Robert Axelrod and Elinor Ostrom applied this to human cooperation and solving what’s known as the “free rider” and “tragedy of the commons” problems. Cooperation can be achieved once a group learns or figures out that it’s more beneficial over the long run to cooperate than be stuck in a stable but poor equilibrium. In each case, cooperation might not be a stable equilibrium, but if a long enough view is taken it might still be one. Thus cooperation emerges even when people are acting to maximise their own utility.
That’s how Game Theory is useful: as a “back of the envelope” type device which gives you a good way of running a thought experiment about this, that or the other environment where agents of some kind are having to make decisions when they’re all effecting each other’s payoffs.

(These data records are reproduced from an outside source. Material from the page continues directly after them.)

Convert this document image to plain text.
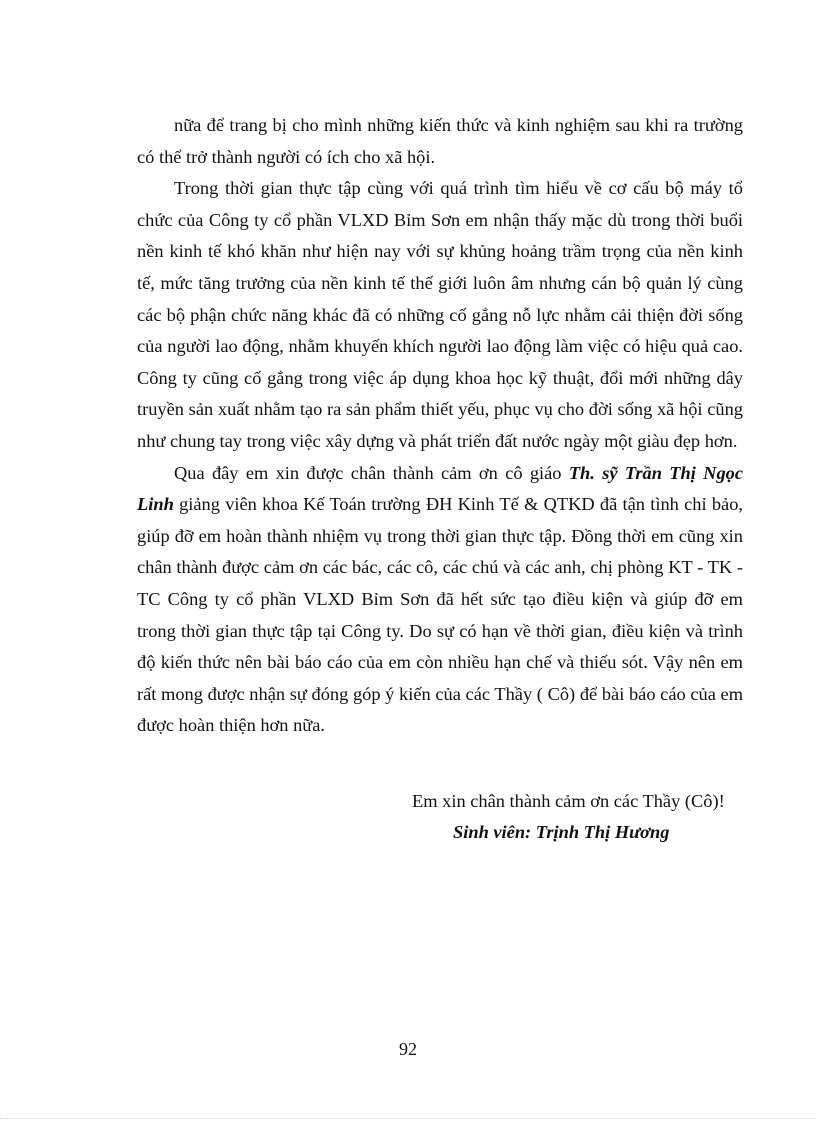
nữa để trang bị cho mình những kiến thức và kinh nghiệm sau khi ra trường có thể trở thành người có ích cho xã hội.

Trong thời gian thực tập cùng với quá trình tìm hiểu về cơ cấu bộ máy tổ chức của Công ty cổ phần VLXD Bỉm Sơn em nhận thấy mặc dù trong thời buổi nền kinh tế khó khăn như hiện nay với sự khủng hoảng trầm trọng của nền kinh tế, mức tăng trưởng của nền kinh tế thế giới luôn âm nhưng cán bộ quản lý cùng các bộ phận chức năng khác đã có những cố gắng nỗ lực nhằm cải thiện đời sống của người lao động, nhằm khuyến khích người lao động làm việc có hiệu quả cao. Công ty cũng cố gắng trong việc áp dụng khoa học kỹ thuật, đổi mới những dây truyền sản xuất nhằm tạo ra sản phẩm thiết yếu, phục vụ cho đời sống xã hội cũng như chung tay trong việc xây dựng và phát triển đất nước ngày một giàu đẹp hơn.

Qua đây em xin được chân thành cảm ơn cô giáo Th. sỹ Trần Thị Ngọc Linh giảng viên khoa Kế Toán trường ĐH Kinh Tế & QTKD đã tận tình chỉ bảo, giúp đỡ em hoàn thành nhiệm vụ trong thời gian thực tập. Đồng thời em cũng xin chân thành được cảm ơn các bác, các cô, các chú và các anh, chị phòng KT - TK - TC Công ty cổ phần VLXD Bỉm Sơn đã hết sức tạo điều kiện và giúp đỡ em trong thời gian thực tập tại Công ty. Do sự có hạn về thời gian, điều kiện và trình độ kiến thức nên bài báo cáo của em còn nhiều hạn chế và thiếu sót. Vậy nên em rất mong được nhận sự đóng góp ý kiến của các Thầy ( Cô) để bài báo cáo của em được hoàn thiện hơn nữa.

Em xin chân thành cảm ơn các Thầy (Cô)!
Sinh viên: Trịnh Thị Hương
92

Game Theory is misused if it’s thought to be a theory of systems as they actually exist or in any sense a general theory of human interaction. It’s too outlandish to be used except as an analogy. The calculations and logic required to determine one’s best response to everyone else’s best responses surpasses even the most brilliant Game Theorists sometimes. And there’s not really any interaction in the ordinary sense of the word within it — it’s a theory of how I would act when making decisions knowing that the payoff I get from those decisions will be effected by how you act. It’s not a theory of how we interact.
So Game Theory, a theory of strategic interaction, is not actually a theory of interaction in the normal sense of the word — communicating with each other. In fact, it’s most useful when it’s applied to situations in which interaction is not occurring except in a specialised sense of my actions being determined in a way which interacts with the way your actions are being determined.
So there we have it. Game Theory is a circular logic about what I will do given what you will do given what I will do… Once the mystique of high mathematics is stripped away and the nature of Game Theory is made clear, we find it to actually be a very simple idea which is a useful analogy for illustrating a few phenomenon and processes we see in the world.